自己疎開

またここへ来てしまった、と思ったけれどそんなふうに思う必要なんてどこにもなかった。そうだった、私はここへ毎日来ている。たぶん、本当は、ずうっとここにいる。むしろ私自身がここなのかもしれないくらいに。

満月の泉が見当たらなくて実感が持てないまま、それでも私は余りにも白が広がっているだけのこの場所で言葉を積み上げて、積み上げて、積み上げて、誰にも気づかれることのない築城に耽る。私が目を離した隙にその城は音もなく消えてここだけが残る。私が生きていることを証明するかのように。

 

毎朝、彼に向かって「いってらっしゃい」が上手く言えない。
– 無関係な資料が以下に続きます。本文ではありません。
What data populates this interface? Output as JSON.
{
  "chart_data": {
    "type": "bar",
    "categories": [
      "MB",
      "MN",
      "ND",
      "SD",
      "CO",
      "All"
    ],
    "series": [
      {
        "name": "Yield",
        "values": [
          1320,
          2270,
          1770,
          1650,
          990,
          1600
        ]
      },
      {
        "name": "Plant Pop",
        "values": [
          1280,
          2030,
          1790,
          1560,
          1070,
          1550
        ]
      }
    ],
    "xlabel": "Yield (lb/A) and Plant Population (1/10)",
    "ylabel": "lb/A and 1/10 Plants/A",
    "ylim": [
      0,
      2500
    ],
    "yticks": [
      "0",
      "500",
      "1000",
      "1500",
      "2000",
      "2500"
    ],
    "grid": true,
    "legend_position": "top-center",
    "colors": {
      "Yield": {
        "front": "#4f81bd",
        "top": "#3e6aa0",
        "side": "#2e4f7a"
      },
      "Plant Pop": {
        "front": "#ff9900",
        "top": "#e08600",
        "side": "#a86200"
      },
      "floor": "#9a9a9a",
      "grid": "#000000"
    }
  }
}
「逝ってらっしゃい」になってしまう気がして口に出していいのかも分からなくなる。代わりに「じゃあね」と言ったら本当にお別れみたいで苦笑されてしまった。気をつけてね、とも言ってみるけれど、戦場に送り出すのになんて無力な言葉だろう。

四季が移ろうその裏で、死期が虚ろになっていく。早かれ遅かれいつか死ぬと知っていながらもそれが今日かもしれないと思っていないのは、思わないようにしているからだろう。昨日見かけたぺちゃりと死んでいた鳥はいつから死んでいたのだろう。

なんとなく「虚ろ」と調べてみたら“中身ががらんどうになっている所。うろ。ほら。また、そういう状態。”と意味が出てきたのだけど、「ほら。また、そういう状態。」の部分に今の私を見抜かれたのかと思ってどきっとした。

 

もうすぐ春が来る。まだ桜の木の下に埋められるわけにはいかない。